治療は対症療法と抗ウイルス療法からなります。
対症療法は症状の緩和に、抗ウイルス療法はインフルエンザウイルスの増加の抑制を図ります。

抗ウイルス療法としてタミフルが有名ですが、服用の最大のメリットは発熱期間の短縮です。
また、作用機序的に発症後48時間までに服用を開始するべきとされています。

ポイント

  • 抗ウイルス療法は発症後48時間以内に始めます

もう少し詳しく

かつてタミフル服用後の異常行動が報告され、10代に対するタミフル等の処方差し控えの通達が厚労省から出されましたが、その後の調査・研究で抗インフルエンザ薬と異常行動の関連を支持する結果は得られず、2018年に処方差し控えの通達は撤回されました。

異常行動について最も大事なのは

  • インフルエンザ感染症ではタミフル等の服用の有無に関わらず命に関わる異常行動をきたすことがある

という点につきます。

  • 10代
  • 発症後48時間以内

のいずれもが該当する場合に多いことが知られており、当てはまる場合は十二分にご留意下さい。

予防

インフルエンザにかかるとインフルエンザウイルスに対する抗体が産生され、産生された抗体がウイルスを抑えにかかります。
インフルエンザワクチンはインフルエンザウイルスの「部品」を接種することであらかじめ抗体産生しておき、いざ感染した時により早い収束を図るものです。

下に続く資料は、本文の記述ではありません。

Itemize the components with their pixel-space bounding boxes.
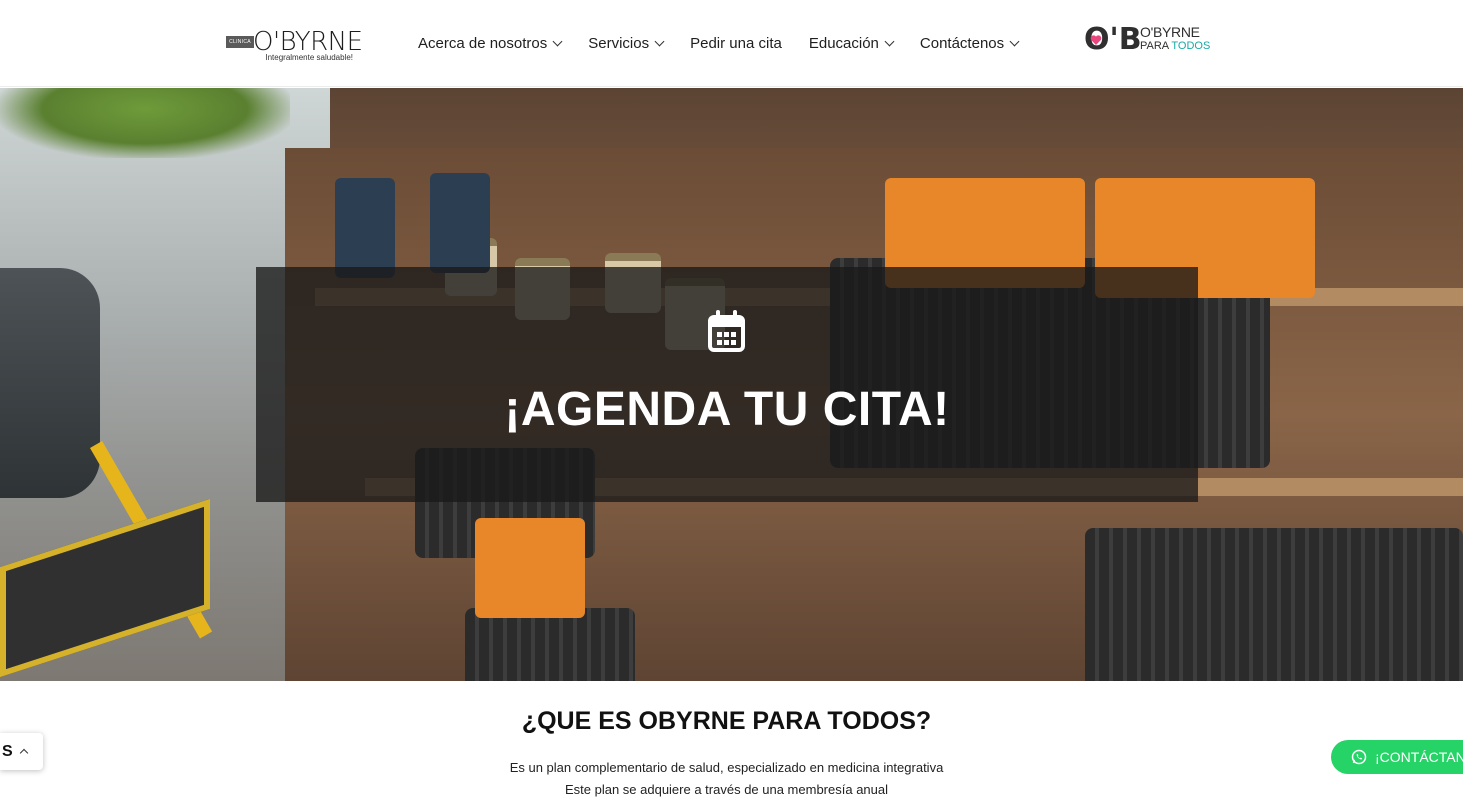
obyrne-para-todos-logo[interactable]: O'B O'BYRNE PARA TODOS <box>1084 24 1224 58</box>
logo-name: O'BYRNE <box>253 27 363 57</box>
nav-label: Contáctenos <box>919 34 1005 52</box>
partner-line1: O'BYRNE <box>1140 24 1200 40</box>
logo-badge: CLINICA <box>226 36 254 48</box>
chips-bag <box>430 173 490 273</box>
hero-banner: ¡AGENDA TU CITA! <box>0 88 1463 681</box>
chevron-up-icon <box>19 748 28 758</box>
partner-line2-b: TODOS <box>1171 40 1211 52</box>
nav-item-servicios[interactable]: Servicios <box>588 34 665 52</box>
heart-icon <box>1090 35 1102 45</box>
basket <box>1085 528 1463 681</box>
hero-cta-overlay[interactable]: ¡AGENDA TU CITA! <box>256 267 1198 502</box>
hero-photo-tree <box>0 88 290 158</box>
whatsapp-label: ¡CONTÁCTANOS! <box>1375 749 1463 765</box>
section-paragraph: Es un plan complementario de salud, espe… <box>509 760 944 775</box>
chevron-down-icon <box>654 36 665 46</box>
snack-bag <box>475 518 585 618</box>
hero-title: ¡AGENDA TU CITA! <box>504 383 950 436</box>
partner-line2: PARA TODOS <box>1140 39 1210 53</box>
chevron-down-icon <box>552 36 563 46</box>
partner-line2-a: PARA <box>1140 40 1169 52</box>
basket <box>465 608 635 681</box>
whatsapp-icon <box>1351 749 1367 765</box>
nav-label: Servicios <box>588 34 650 52</box>
nav-label: Pedir una cita <box>690 34 782 52</box>
nav-item-pedir-cita[interactable]: Pedir una cita <box>690 35 782 52</box>
section-title: ¿QUE ES OBYRNE PARA TODOS? <box>521 707 932 735</box>
nav-item-educacion[interactable]: Educación <box>808 34 895 52</box>
main-nav: Acerca de nosotros Servicios Pedir una c… <box>418 32 1045 54</box>
nav-item-acerca[interactable]: Acerca de nosotros <box>418 34 563 52</box>
nav-label: Acerca de nosotros <box>418 34 548 52</box>
clinic-logo[interactable]: CLINICA O'BYRNE Integralmente saludable! <box>226 28 363 66</box>
section-paragraph: Este plan se adquiere a través de una me… <box>564 782 889 797</box>
hero-photo-car <box>0 268 100 498</box>
calendar-icon <box>708 310 745 352</box>
chips-bag <box>335 178 395 278</box>
whatsapp-contact-button[interactable]: ¡CONTÁCTANOS! <box>1331 740 1463 774</box>
language-label: S <box>2 742 13 760</box>
nav-label: Educación <box>808 34 879 52</box>
nav-item-contactenos[interactable]: Contáctenos <box>919 34 1020 52</box>
chevron-down-icon <box>1009 36 1020 46</box>
language-switcher[interactable]: S <box>0 733 43 770</box>
site-header: CLINICA O'BYRNE Integralmente saludable!… <box>0 0 1463 87</box>
logo-tagline: Integralmente saludable! <box>265 53 353 62</box>
chevron-down-icon <box>884 36 895 46</box>
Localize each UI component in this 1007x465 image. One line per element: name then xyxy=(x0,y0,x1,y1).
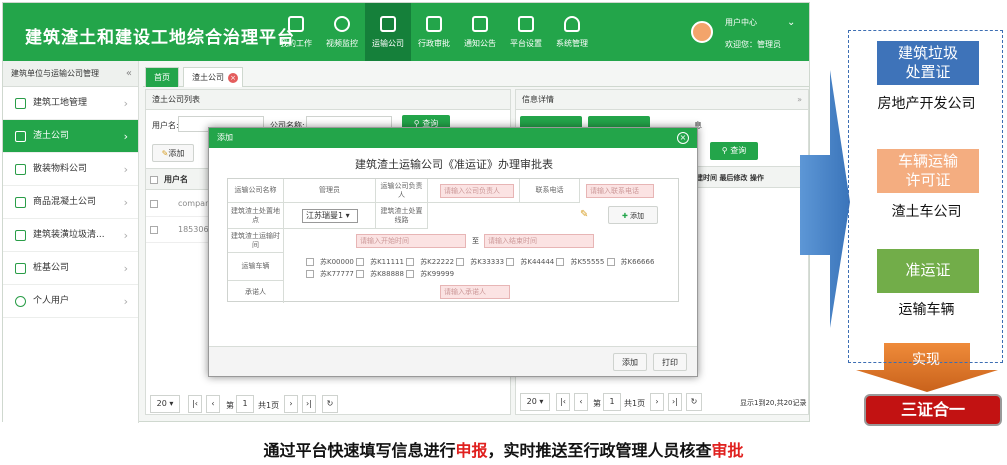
certificate-group: 建筑垃圾 处置证 房地产开发公司 车辆运输 许可证 渣土车公司 准运证 运输车辆 xyxy=(848,30,1003,363)
certificate-transport-permit: 准运证 xyxy=(877,249,979,293)
certificate-holder: 房地产开发公司 xyxy=(877,96,976,112)
certificate-vehicle-transport: 车辆运输 许可证 xyxy=(877,149,979,193)
certificate-holder: 渣土车公司 xyxy=(891,204,962,220)
realize-label: 实现 xyxy=(912,352,940,368)
right-arrow-icon xyxy=(800,70,850,328)
certificate-disposal: 建筑垃圾 处置证 xyxy=(877,41,979,85)
certificate-holder: 运输车辆 xyxy=(898,302,955,318)
three-in-one-badge: 三证合一 xyxy=(864,394,1002,426)
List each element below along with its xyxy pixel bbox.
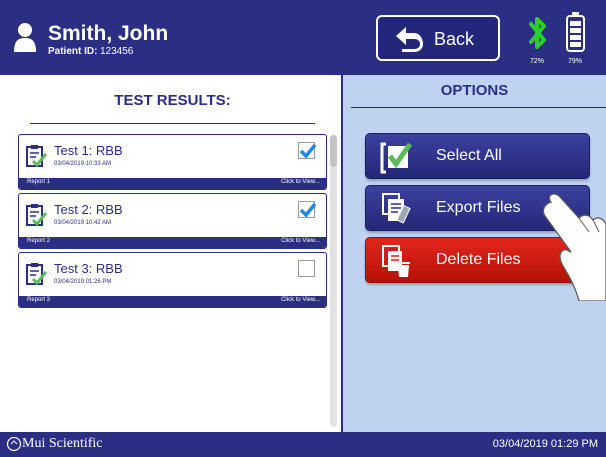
divider [351, 107, 606, 108]
delete-files-label: Delete Files [436, 251, 521, 268]
delete-files-icon [382, 245, 410, 277]
select-all-button[interactable]: Select All [365, 133, 590, 179]
result-card-1[interactable]: Test 1: RBB 03/04/2019 10:33 AM Report 1… [18, 134, 327, 190]
result-title: Test 1: RBB [54, 143, 123, 158]
back-button[interactable]: Back [376, 15, 500, 61]
result-footer: Report 2 Click to View... [19, 237, 326, 248]
company-logo-icon [6, 436, 22, 452]
patient-name: Smith, John [48, 22, 169, 45]
user-icon [14, 23, 36, 52]
checkmark-icon [299, 202, 317, 218]
result-date: 03/04/2019 10:42 AM [54, 220, 112, 226]
clipboard-check-icon [26, 145, 47, 168]
result-checkbox[interactable] [298, 142, 317, 159]
select-all-label: Select All [436, 147, 502, 164]
result-title: Test 2: RBB [54, 202, 123, 217]
click-to-view-link[interactable]: Click to View... [281, 238, 320, 244]
result-title: Test 3: RBB [54, 261, 123, 276]
bluetooth-percent: 72% [530, 58, 545, 65]
report-label: Report 3 [27, 297, 51, 303]
divider [30, 123, 315, 124]
bluetooth-icon [529, 17, 546, 49]
footer-datetime: 03/04/2019 01:29 PM [492, 438, 598, 450]
checkmark-icon [299, 143, 317, 159]
export-files-label: Export Files [436, 199, 521, 216]
result-card-3[interactable]: Test 3: RBB 03/04/2019 01:26 PM Report 3… [18, 252, 327, 308]
footer-bar: Mui Scientific 03/04/2019 01:29 PM [0, 432, 606, 457]
company-name: Mui Scientific [22, 436, 103, 451]
report-label: Report 1 [27, 179, 51, 185]
back-label: Back [434, 29, 475, 49]
result-checkbox[interactable] [298, 260, 315, 277]
test-results-panel: TEST RESULTS: Test 1: RBB 03/04/2019 10:… [0, 75, 341, 432]
result-card-2[interactable]: Test 2: RBB 03/04/2019 10:42 AM Report 2… [18, 193, 327, 249]
back-arrow-icon [396, 27, 423, 52]
header-bar: Smith, John Patient ID: 123456 Back 72% … [0, 0, 606, 75]
click-to-view-link[interactable]: Click to View... [281, 297, 320, 303]
pointing-hand-icon [542, 193, 606, 301]
result-footer: Report 1 Click to View... [19, 178, 326, 189]
clipboard-check-icon [26, 204, 47, 227]
result-date: 03/04/2019 01:26 PM [54, 279, 112, 285]
clipboard-check-icon [26, 263, 47, 286]
report-label: Report 2 [27, 238, 51, 244]
options-title: OPTIONS [440, 82, 509, 99]
patient-id-label: Patient ID: [48, 46, 98, 57]
test-results-title: TEST RESULTS: [114, 92, 231, 109]
export-files-icon [382, 193, 411, 224]
scrollbar-thumb[interactable] [330, 135, 337, 167]
result-date: 03/04/2019 10:33 AM [54, 161, 112, 167]
result-checkbox[interactable] [298, 201, 317, 218]
scrollbar-track[interactable] [330, 135, 337, 427]
battery-percent: 79% [568, 58, 583, 65]
click-to-view-link[interactable]: Click to View... [281, 179, 320, 185]
select-all-icon [380, 142, 412, 174]
result-footer: Report 3 Click to View... [19, 296, 326, 307]
battery-icon [566, 12, 585, 52]
patient-id-value: 123456 [100, 46, 134, 57]
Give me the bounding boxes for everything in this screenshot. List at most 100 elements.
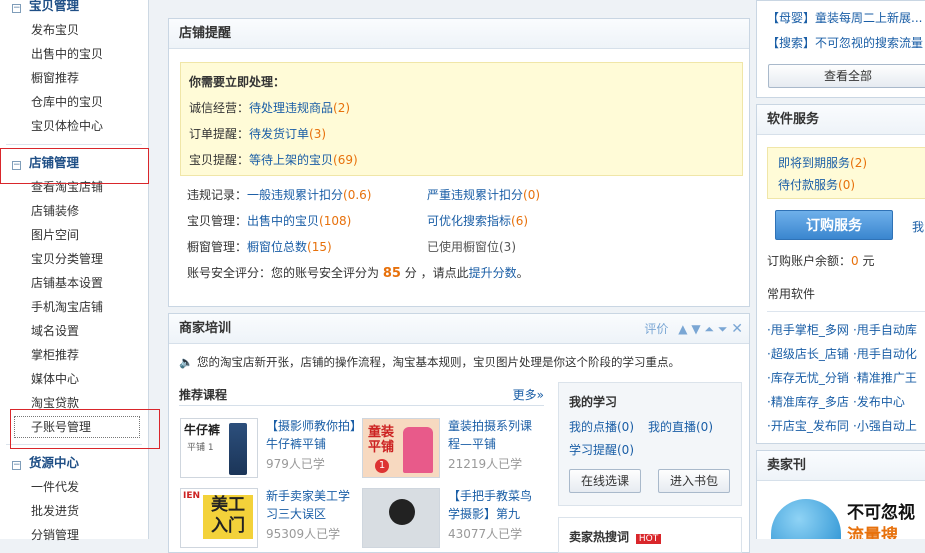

接種すると被接種者だけでなく、周りの非接種者のリスクも低減します。

なお、抗体産生は年齢差や個体差といった様々な要因により得られる効果は一定ではありません。
しかし様々なデータが発症リスク、重症化リスク、死亡リスクを低減することを示しています。

ポイント

  • ワクチン接種は、あらかじめ抗体を作っておいて実際のインフルエンザウイルスの侵入に備えるものです

出席停止期間

インフルエンザは学校保健安全法によって下記のように出席停止期間が定められています(原文のままです)。 

図示すると以下のようになります。

法令文の「発症」「〜した後○日を経過」という表記の解釈に注意が必要です。
「発症」は必ずしも発熱ではありません。
「〜した後○日を経過」は「〜した日」を0日目としてカウントします。

なお、社会人について自宅療養を定めた法律はありません。